London-based Sheila Byfield, global director of consumer insights for Mindshare, tackled the consumer engagement topic at the BBM Canada: Going for the Gold event today with a discussion about recent Mindshare research and the agency’s development of a planning software system that factors in consumer involvement with individual media. Media in Canada asked Byfield for the rules of engagement.
MIC: What is consumer engagement?
Byfield: We’ve recently conducted some research to understand what engagement means to real people. We thought that it’s probably important to talk to people because I don’t think they can easily explain what they’re engaged with. What we’re trying to do is get a fix on is how people engage with different communications channels, whether you see a coaster in a bar, a television ad, or an ad in a shop. How do these types of communications involve people? That’s the focus — trying to understand the roles of 70 or 80 different communications methods. We’ve narrowed it down to four dimensions: affinity, involvement, relevance, and noticeability.

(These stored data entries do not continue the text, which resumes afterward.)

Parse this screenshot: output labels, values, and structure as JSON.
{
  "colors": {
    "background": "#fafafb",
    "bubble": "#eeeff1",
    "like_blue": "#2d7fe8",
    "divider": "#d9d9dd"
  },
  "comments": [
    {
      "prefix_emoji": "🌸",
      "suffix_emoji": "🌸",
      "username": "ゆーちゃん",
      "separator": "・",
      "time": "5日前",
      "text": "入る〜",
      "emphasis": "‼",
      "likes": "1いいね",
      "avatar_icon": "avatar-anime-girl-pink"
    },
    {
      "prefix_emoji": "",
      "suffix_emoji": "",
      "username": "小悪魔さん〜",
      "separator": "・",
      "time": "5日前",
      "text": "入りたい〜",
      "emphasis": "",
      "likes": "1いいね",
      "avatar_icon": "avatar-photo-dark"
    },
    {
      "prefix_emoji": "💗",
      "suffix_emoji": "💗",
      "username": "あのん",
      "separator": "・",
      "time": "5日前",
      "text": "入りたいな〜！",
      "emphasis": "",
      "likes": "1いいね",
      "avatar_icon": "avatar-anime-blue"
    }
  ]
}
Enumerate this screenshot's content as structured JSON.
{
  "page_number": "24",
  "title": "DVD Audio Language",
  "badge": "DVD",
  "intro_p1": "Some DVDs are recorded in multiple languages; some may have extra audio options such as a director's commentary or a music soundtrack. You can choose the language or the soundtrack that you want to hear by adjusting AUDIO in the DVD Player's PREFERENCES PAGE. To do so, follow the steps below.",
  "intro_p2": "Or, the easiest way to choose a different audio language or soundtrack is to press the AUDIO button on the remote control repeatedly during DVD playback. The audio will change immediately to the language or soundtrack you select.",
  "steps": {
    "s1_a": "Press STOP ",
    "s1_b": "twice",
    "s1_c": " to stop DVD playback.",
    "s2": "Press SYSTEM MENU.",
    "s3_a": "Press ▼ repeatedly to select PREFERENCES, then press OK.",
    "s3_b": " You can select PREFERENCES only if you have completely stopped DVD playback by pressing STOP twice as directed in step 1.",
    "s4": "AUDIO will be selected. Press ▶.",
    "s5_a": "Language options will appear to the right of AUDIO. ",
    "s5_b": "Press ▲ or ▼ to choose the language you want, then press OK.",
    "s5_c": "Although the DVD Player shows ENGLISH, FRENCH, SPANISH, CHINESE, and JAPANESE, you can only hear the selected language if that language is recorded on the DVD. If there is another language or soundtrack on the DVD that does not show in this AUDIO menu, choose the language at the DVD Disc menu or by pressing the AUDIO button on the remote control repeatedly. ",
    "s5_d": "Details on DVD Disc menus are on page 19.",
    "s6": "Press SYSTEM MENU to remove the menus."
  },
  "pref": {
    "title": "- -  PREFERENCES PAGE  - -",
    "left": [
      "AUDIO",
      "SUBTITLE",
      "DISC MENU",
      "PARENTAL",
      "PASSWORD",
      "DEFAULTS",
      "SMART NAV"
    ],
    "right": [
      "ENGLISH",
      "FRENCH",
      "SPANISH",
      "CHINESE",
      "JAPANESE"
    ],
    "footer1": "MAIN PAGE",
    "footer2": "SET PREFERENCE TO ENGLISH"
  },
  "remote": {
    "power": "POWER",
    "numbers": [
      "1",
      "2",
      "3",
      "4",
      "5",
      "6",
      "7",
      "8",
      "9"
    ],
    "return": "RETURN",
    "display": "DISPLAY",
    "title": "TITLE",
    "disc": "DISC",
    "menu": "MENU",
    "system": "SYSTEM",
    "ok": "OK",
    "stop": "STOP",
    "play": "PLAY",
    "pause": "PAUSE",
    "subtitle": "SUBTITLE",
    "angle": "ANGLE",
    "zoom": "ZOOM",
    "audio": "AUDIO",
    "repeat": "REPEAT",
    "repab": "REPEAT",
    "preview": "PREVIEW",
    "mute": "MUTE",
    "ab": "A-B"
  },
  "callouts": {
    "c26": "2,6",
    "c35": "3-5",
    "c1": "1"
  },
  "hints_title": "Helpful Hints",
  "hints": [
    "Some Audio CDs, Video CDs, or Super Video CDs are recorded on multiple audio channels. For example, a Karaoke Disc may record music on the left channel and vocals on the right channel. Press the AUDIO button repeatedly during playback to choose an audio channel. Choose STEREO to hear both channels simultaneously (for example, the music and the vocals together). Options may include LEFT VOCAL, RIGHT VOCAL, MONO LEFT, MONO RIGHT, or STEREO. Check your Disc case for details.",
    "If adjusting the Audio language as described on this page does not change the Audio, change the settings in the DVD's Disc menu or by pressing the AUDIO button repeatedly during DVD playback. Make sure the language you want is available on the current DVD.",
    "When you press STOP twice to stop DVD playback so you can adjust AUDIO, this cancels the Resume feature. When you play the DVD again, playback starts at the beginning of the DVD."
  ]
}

- Affinity, which is all about trust, and believing that this (media) channel is a good way to communicate with people like me. It’s reliable; it’s a source of information.
- Involvement, which is measured by whether people tend to pay more attention to messages in specific places, whether they tell people about things they’ve seen at these places, and whether there’s a level of interactivity that allows you take action to find out more.
- Relevance [asks] ‘is this relevant information that lets me choose between brands?’
- Noticeability. With a big outdoor site, brands do stand out, it’s noticeable. Smaller less conspicuous things are less noticeable. So it’s whether they notice them at all and whether they grab attention.
MIC: How do you place value on an engaged rather than mass audience?
Byfield: What we’re doing is feeding this engagement factor into other research. We’ve designed a [quantitative and qualitative] channel-planning method, and [it] seeks to understand peoples’ engagement with different channels. We talk about channels and their relevance or noticeability, peoples’ affinity or their involvement related to specific brands and then, we add these engagement variables into this research. This means the currency that would come from [the four factors of engagement would then be ascribed an] engagement ratings point. You’d have the standard audience [non-engaged, control group] and then you’d have the people who claim to have affinity, involvement, relevance, noticeability. An engagement GRP [versus] a normal GRP. That’s how we’re doing it.
MIC: What have you found so far? How does engagement influence purchase behaviour?
Byfield: We’ve structured our research to understand the different routes that people take to a purchase decision. If you’re buying a coffee, it’s very quick, spontaneous. It’s low risk and quite habitual. So you could argue that retail media is more important in that type of purchase decision because the advertising for a brand is sort of washing over people, tends to be interruptive. But if you are buying something like high-priced technology or a car, then you’re talking about a very different process – it can take a lot longer; it’s very high involvement.
Channels will play different roles at different stages and be either active or passive, push or pull media, depending on the type of decision-making process you are in and the stage you’re in on that journey. We’re trying to understand the roles of channels in different types of decision-making and then the engagement with those channels to identify the ones that will be most effective.
MIC: Do you have an example where this approach has been used for a client?
Byfield: U.K. mobile phone company Vodafone and their association with Bridget Jones, the movie. It was more like a sponsorship and they did a lot of surrounding activities. Vodafone was in the movie for a tiny period of time and then they had a whole host of different activities around it because (the company) was provided with a license to magnify and amplify the Bridget Jones message associated with Vodafone. All the measures that we looked at – awareness, association with the brand, positive feeling toward the brand and so on – improved with people who had seen both the film and all the other activities versus people who hadn’t done either or had seen only one or the other.